Books You Should Be Reading: Junk by Josephine Myles
I have autobuy authors, and one of them is Josephine Myles. As soon as her books come up for preorder on Amazon, I click the green button, and often I’m so excited a book is coming that I do it several different times, which makes Amazon point out I can’t buy the book because I already did. So you can imagine my squee when she asked if I would mind giving her a quote for her upcoming release, Junk. Of course I didn’t mind—but now I got to read it EARLY! I WIN GOODREADS.
Having finished a few days ago, this is what I have to say about Junk: If you love romantic tension, that squishy, delicious yearning that comes from knowing two people should be together but can’t be quite yet, if your favorite thing in the world is watching the sweet, delicious dance of souls showing their vulnerable sides in hopes of connecting (and of course they do eventually connect)—then this book is for you. Stop what you’re doing and go buy yourself some Junk.
The premise of Junk is that Jasper is a book hoarder who hires and then falls in love with Lewis, a clutter specialist. If you’re looking for a vulnerable hero, look no farther than Jasper. He’s smart, he’s geek-sexy, and he has some terrible shadows in his past, ones he has tried to wall off with books, magazines and newspapers. I admit when I saw the book was about hoarding, I got nervous. My husband and daughter love watching the reality show Hoarders, and my associations with the disease are not good. They like it because they both suffer from clinical anxiety, and they do a delicate dance while the watch of going, “Thank God I’m not that bad” and recognizing their mental scripts in the hands of someone who feels compelled to save their own feces. There are no feces in Junk. There’s no animal hoarding, no rotten food, none of the things that hoarders are known for that send most of us into the hurl-zone. What you do get, though, is to feel the shame and pain and helplessness of someone who has allowed his possessions to take over his life and doesn’t know how to wrest that power back.
Enter Lewis, whose secret to helping hoarders is that there but for some pretty steely willpower goes he. Of course this same habitual restraint—between bouts of almost mad leaping into what he shouldn’t do—is what keeps him from returning Jasper’s affections. He obsesses with the idea that Jasper doesn’t truly want him, that this is transference. He fixates on the not at all incorrect notion that it’s not wise for therapists and patients to engage romantically. There’s even the wrench that when they’d been in high school together, Lewis had a crush on Jasper and hasn’t seen him since—is his attraction leftover from then? Is this because he can’t make a relationship work and has terrible taste in men?

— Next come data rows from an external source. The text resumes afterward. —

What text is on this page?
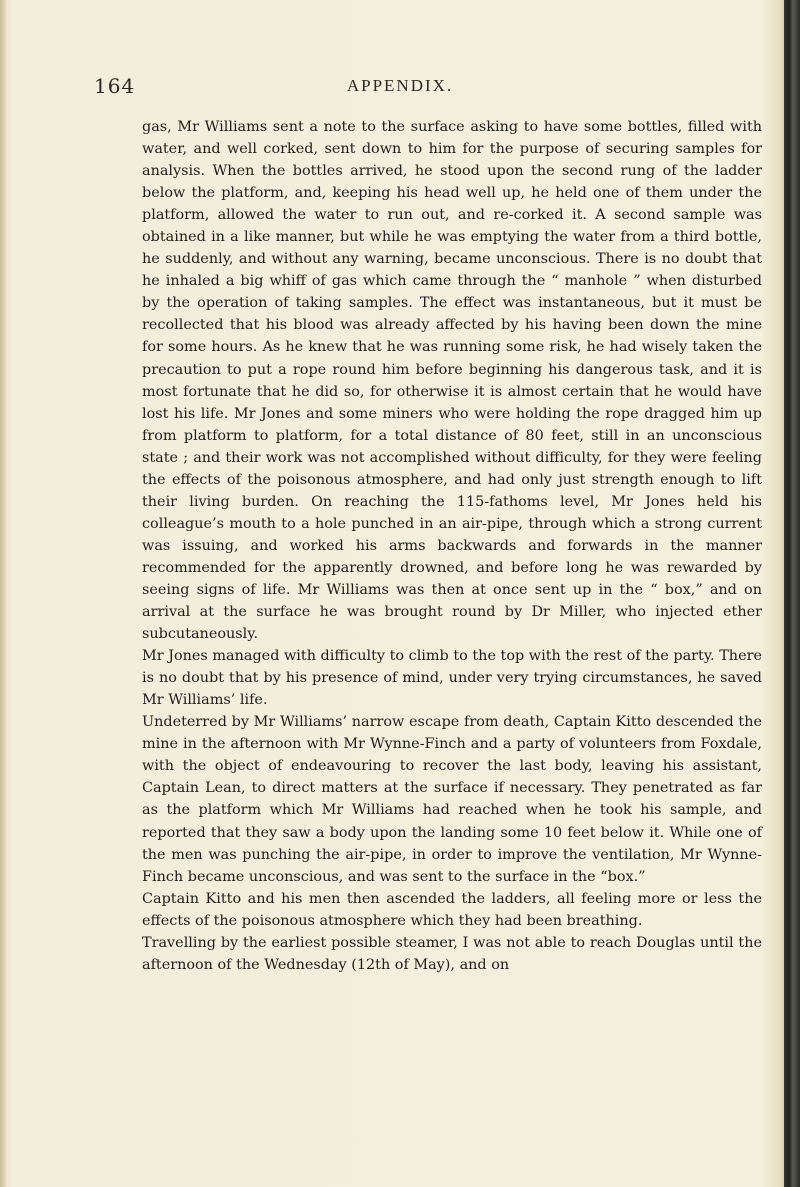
164	APPENDIX.

gas, Mr Williams sent a note to the surface asking to have some bottles, filled with water, and well corked, sent down to him for the purpose of securing samples for analysis. When the bottles arrived, he stood upon the second rung of the ladder below the platform, and, keeping his head well up, he held one of them under the platform, allowed the water to run out, and re-corked it. A second sample was obtained in a like manner, but while he was emptying the water from a third bottle, he suddenly, and without any warning, became unconscious. There is no doubt that he inhaled a big whiff of gas which came through the “ manhole ” when disturbed by the operation of taking samples. The effect was instantaneous, but it must be recollected that his blood was already affected by his having been down the mine for some hours. As he knew that he was running some risk, he had wisely taken the precaution to put a rope round him before beginning his dangerous task, and it is most fortunate that he did so, for otherwise it is almost certain that he would have lost his life. Mr Jones and some miners who were holding the rope dragged him up from platform to platform, for a total distance of 80 feet, still in an unconscious state ; and their work was not accomplished without difficulty, for they were feeling the effects of the poisonous atmosphere, and had only just strength enough to lift their living burden. On reaching the 115-fathoms level, Mr Jones held his colleague’s mouth to a hole punched in an air-pipe, through which a strong current was issuing, and worked his arms backwards and forwards in the manner recommended for the apparently drowned, and before long he was rewarded by seeing signs of life. Mr Williams was then at once sent up in the “ box,” and on arrival at the surface he was brought round by Dr Miller, who injected ether subcutaneously.

Mr Jones managed with difficulty to climb to the top with the rest of the party. There is no doubt that by his presence of mind, under very trying circumstances, he saved Mr Williams’ life.

Undeterred by Mr Williams’ narrow escape from death, Captain Kitto descended the mine in the afternoon with Mr Wynne-Finch and a party of volunteers from Foxdale, with the object of endeavouring to recover the last body, leaving his assistant, Captain Lean, to direct matters at the surface if necessary. They penetrated as far as the platform which Mr Williams had reached when he took his sample, and reported that they saw a body upon the landing some 10 feet below it. While one of the men was punching the air-pipe, in order to improve the ventilation, Mr Wynne-Finch became unconscious, and was sent to the surface in the “box.”

Captain Kitto and his men then ascended the ladders, all feeling more or less the effects of the poisonous atmosphere which they had been breathing.

Travelling by the earliest possible steamer, I was not able to reach Douglas until the afternoon of the Wednesday (12th of May), and on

What makes this book beautiful is the way that the two men help each other. As much as Jasper needs Lewis, Lewis needs Jasper. I loved Jasper most when he went too far too fast. When he would stand in his book-and-paper-filled hallway and blurt out that he wanted Lewis, wanted to be his boyfriend. I loved it because it was so raw and vulnerable, so real—and yet the result of his naked confession in real life, to a therapist, would likely never result in what happens for the two of them.
In the same way I loved Damon Suede’s Hot Head for its embrace of trope, I loved Junk for its shameless embrace of the fantasy of therapist and client. Yes, in real life, this is almost never a good idea. This is not real life. This is a novel, a fantasy, a tale of romance and tension and connection told through the vehicles of hoarder and client. The reason it works is because underneath the masks are two broken men and because they are put in the frame of a romance.
This is the thing that romance does: it takes material from the usually lonely, messy, disappointing real world and fixes it. No, normally Jasper and Lewis can’t get an HEA. Even if they were meant to be together, Lewis would say no on principle, or be broken the wrong way, or Jasper truly would be only clinging to Lewis as a savior and not seeing the true man beneath. Not here. In Junk Myles gives Jasper almost more sight than Lewis. Jasper is innocent and honest, and he lulls Lewis to him with determination, with the kind of openness and pure, naked self we all wish we could be brave enough to show. Lewis is hesitant, but only because deep down what he wants most of all is the kind of connection Jasper seems to be offering, and he’s afraid to risk finding out that once again it isn’t real. The reader sees all this almost immediately, and this is a romance—we know it will work out, and watching that happen is delicious.
This book made me feel squishy and happy and snuggly and wonderful. It’s one of those I will reread several times, particularly when I need a happy place. You should go read it too, as soon as you can.